Saudi Arabia’s Wealth Fund Grows 29% After Turning Focus Inward

Tony Gaskins once said, “Invest in yourself to the point that it makes someone else want to invest in you,” and Saudi Arabia is taking this advice to heart. For years, the oil-dependent economy used its sovereign wealth fund — a state-owned investment pool funded by revenues from natural resources or other financial assets — to stabilize its economy, investing billions in the US, Europe, and Asia. However, under its Vision 2030 plan, Saudi Arabia is channeling more of its wealth into domestic projects, hoping to attract outside investors as well. The strategy is paying off — with the Public Investment Fund’s (PIF) assets growing 29% to $765.2B last year.
Desert mirage or oasis of opportunity? While Saudi Arabia’s PIF has been an active player in Western company investments — including Uber, Elon Musk’s X, and Lucid Motors — its latest moves are about reducing dependence on Western economies.

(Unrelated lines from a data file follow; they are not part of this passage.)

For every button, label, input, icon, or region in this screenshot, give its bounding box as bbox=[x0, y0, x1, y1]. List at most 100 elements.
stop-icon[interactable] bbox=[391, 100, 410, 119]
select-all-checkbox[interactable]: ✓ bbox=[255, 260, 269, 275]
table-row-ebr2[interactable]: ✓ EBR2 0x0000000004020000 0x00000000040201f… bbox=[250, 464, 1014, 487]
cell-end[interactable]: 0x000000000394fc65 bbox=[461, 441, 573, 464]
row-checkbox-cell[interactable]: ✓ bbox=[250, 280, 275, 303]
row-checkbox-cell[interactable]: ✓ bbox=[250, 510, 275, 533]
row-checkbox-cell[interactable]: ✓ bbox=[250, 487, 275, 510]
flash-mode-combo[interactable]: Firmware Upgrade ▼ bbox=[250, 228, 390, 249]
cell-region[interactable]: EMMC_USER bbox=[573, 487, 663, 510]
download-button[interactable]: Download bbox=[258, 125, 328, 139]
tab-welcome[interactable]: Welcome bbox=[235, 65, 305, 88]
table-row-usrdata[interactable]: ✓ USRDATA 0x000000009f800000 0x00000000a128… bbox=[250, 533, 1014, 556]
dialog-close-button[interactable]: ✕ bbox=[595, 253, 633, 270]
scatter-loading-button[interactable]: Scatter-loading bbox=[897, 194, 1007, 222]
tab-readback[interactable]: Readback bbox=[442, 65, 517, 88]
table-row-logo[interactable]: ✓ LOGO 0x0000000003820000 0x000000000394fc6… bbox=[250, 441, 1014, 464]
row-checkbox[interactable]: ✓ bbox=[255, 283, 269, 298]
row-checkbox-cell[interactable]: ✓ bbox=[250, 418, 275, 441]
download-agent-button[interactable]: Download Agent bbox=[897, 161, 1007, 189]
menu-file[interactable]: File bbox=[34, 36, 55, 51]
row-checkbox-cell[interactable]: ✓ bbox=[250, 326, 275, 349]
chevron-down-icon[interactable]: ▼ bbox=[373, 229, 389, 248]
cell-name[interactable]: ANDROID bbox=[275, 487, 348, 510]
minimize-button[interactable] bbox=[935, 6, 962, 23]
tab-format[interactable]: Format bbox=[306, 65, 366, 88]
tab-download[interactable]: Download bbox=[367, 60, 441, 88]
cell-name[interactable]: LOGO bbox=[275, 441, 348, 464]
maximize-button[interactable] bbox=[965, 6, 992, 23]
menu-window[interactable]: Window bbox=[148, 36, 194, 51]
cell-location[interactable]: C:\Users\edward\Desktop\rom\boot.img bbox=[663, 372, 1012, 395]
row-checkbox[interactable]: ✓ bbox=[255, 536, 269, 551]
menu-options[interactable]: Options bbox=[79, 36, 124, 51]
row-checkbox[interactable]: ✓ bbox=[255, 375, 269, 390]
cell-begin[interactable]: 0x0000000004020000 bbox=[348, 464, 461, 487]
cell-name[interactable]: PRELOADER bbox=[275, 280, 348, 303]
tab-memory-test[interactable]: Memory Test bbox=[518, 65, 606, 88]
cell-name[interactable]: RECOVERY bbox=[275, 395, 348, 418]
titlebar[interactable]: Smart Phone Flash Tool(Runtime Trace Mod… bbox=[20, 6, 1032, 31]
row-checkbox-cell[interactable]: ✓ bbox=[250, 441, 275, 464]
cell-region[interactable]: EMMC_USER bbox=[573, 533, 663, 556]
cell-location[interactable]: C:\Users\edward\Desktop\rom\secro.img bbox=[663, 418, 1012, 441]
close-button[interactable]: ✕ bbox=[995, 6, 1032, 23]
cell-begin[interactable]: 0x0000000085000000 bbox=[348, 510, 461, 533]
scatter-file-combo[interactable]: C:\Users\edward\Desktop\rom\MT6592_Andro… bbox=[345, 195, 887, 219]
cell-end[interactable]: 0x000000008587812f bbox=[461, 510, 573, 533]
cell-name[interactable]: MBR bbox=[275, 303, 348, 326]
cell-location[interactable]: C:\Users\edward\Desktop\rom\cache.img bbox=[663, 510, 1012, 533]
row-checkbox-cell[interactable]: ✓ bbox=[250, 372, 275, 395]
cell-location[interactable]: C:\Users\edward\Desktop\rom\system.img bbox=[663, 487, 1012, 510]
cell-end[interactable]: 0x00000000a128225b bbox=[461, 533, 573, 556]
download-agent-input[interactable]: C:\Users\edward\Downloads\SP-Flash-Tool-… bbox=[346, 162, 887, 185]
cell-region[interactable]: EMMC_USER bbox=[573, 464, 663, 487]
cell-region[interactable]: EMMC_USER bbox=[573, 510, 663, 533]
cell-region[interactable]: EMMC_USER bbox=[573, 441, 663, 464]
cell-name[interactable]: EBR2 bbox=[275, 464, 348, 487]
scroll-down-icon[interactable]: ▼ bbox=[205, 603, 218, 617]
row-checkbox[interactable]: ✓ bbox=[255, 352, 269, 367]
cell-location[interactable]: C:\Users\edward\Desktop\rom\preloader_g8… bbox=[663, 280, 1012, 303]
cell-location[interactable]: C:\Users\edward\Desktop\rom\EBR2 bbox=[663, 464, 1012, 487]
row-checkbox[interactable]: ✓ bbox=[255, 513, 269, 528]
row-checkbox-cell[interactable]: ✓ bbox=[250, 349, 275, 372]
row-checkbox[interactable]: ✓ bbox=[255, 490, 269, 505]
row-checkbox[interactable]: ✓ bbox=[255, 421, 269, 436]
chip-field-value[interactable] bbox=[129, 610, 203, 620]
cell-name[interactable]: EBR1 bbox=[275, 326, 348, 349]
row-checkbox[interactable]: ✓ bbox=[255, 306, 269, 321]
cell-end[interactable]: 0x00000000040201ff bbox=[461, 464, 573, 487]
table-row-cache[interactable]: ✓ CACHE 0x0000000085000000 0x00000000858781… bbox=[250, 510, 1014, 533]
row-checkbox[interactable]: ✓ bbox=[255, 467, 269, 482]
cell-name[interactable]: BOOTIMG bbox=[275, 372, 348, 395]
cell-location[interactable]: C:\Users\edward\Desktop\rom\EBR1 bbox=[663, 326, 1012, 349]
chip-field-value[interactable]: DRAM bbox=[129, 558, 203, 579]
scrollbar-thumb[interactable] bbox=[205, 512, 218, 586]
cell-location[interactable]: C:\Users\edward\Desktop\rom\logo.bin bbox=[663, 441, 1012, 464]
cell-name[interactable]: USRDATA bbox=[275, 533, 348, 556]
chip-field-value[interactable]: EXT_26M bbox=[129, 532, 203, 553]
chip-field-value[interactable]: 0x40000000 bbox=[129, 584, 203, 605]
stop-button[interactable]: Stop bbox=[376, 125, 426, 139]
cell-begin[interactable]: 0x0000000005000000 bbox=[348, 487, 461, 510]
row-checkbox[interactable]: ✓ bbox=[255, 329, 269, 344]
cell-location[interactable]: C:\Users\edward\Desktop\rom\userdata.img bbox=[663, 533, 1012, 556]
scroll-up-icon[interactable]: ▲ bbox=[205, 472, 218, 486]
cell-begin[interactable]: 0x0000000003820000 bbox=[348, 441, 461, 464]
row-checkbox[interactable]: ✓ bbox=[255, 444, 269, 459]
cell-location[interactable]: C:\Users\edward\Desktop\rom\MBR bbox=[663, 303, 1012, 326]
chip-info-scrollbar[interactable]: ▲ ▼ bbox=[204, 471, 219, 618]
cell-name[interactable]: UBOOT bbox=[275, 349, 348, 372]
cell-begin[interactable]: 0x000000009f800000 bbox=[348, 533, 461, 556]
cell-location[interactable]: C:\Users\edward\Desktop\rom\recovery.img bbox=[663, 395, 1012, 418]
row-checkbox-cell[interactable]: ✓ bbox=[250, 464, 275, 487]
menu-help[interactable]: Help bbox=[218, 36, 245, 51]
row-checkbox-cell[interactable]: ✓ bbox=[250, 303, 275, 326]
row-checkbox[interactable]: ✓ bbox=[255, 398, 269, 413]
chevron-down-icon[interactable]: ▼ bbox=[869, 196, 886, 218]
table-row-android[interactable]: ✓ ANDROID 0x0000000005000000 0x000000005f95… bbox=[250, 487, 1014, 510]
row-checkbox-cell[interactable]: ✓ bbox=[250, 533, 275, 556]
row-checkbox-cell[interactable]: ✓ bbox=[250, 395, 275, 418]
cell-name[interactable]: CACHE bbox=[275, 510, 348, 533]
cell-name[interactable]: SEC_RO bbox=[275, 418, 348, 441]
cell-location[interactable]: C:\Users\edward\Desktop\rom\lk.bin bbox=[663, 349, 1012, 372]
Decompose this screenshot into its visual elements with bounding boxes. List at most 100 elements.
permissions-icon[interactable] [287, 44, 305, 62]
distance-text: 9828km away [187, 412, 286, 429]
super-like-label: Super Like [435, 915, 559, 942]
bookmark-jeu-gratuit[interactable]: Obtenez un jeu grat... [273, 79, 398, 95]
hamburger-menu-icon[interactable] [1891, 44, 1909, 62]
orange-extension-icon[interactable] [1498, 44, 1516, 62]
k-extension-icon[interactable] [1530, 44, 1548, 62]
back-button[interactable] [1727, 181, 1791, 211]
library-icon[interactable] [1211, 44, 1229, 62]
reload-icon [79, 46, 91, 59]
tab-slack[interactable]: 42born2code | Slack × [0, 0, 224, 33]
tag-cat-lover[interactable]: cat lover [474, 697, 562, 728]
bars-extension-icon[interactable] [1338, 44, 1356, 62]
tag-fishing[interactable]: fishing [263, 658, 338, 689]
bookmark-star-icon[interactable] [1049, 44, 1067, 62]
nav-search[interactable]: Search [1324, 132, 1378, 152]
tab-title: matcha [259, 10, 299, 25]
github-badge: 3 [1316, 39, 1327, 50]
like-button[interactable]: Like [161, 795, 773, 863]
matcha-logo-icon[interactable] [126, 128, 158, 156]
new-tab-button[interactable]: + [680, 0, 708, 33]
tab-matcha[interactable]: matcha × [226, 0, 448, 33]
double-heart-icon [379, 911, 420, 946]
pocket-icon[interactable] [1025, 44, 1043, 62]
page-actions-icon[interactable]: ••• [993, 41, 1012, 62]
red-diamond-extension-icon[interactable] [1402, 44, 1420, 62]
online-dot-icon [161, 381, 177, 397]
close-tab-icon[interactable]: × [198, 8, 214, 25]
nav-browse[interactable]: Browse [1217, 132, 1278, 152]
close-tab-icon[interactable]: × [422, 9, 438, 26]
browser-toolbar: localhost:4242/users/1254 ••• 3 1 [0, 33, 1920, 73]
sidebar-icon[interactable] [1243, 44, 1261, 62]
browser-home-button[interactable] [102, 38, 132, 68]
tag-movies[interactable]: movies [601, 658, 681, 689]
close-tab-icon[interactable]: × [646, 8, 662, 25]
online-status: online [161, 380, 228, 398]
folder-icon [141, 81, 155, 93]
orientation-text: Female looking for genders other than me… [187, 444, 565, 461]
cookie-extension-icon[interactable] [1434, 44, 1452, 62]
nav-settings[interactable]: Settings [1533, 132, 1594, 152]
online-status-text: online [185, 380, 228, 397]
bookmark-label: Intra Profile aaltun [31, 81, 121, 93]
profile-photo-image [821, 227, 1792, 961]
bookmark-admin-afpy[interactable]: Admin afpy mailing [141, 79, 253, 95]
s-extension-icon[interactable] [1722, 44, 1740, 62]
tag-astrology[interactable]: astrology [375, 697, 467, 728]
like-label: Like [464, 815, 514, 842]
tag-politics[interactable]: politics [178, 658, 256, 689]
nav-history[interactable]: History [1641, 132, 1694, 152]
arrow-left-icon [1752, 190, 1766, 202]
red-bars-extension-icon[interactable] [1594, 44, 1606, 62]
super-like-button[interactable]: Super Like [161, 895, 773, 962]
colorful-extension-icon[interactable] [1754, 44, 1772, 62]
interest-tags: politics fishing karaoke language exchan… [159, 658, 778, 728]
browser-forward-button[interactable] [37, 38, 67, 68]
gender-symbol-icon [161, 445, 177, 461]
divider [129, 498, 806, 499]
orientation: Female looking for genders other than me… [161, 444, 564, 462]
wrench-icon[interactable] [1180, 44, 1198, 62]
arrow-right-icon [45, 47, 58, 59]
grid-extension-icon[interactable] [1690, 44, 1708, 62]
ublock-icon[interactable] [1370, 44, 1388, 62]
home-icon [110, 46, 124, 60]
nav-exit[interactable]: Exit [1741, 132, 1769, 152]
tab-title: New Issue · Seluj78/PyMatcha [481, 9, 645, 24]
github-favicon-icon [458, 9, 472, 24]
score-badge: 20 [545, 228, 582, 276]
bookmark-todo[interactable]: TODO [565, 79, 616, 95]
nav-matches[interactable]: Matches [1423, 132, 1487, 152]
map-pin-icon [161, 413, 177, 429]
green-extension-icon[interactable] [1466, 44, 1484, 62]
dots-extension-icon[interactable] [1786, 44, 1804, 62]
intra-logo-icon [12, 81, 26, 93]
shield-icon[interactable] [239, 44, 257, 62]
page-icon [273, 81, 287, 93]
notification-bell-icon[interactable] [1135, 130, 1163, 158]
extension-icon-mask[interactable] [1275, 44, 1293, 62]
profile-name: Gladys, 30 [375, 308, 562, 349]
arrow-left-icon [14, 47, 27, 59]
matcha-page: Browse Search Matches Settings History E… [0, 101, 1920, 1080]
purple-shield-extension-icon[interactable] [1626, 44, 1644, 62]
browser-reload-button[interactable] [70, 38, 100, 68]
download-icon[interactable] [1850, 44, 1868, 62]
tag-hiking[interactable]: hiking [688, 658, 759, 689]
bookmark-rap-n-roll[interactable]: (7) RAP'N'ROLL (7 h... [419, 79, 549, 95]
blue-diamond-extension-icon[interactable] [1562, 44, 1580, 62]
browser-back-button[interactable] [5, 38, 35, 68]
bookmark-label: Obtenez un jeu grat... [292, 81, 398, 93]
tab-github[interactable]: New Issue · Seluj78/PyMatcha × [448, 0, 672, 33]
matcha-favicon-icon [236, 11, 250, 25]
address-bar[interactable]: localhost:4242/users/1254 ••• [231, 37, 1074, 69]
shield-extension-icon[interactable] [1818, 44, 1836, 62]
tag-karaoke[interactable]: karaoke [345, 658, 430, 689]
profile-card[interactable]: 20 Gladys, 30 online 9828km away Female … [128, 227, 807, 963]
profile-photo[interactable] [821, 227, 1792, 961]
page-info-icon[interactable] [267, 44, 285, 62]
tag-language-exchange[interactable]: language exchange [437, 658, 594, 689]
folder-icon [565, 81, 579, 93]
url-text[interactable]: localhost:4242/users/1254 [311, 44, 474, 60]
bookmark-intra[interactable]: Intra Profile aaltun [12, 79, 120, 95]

This shift aligns with a trend seen in BRICS+ countries like Brazil and India, which are focusing more on their own economic development rather than ties with the West. Alongside its domestic efforts, new laws supporting local businesses are helping to legitimize the country among investors by reducing favoritism in business practices. However, it remains to be seen if foreign investors buy Saudi Arabia’s new investor-friendly branding — and its potential returns.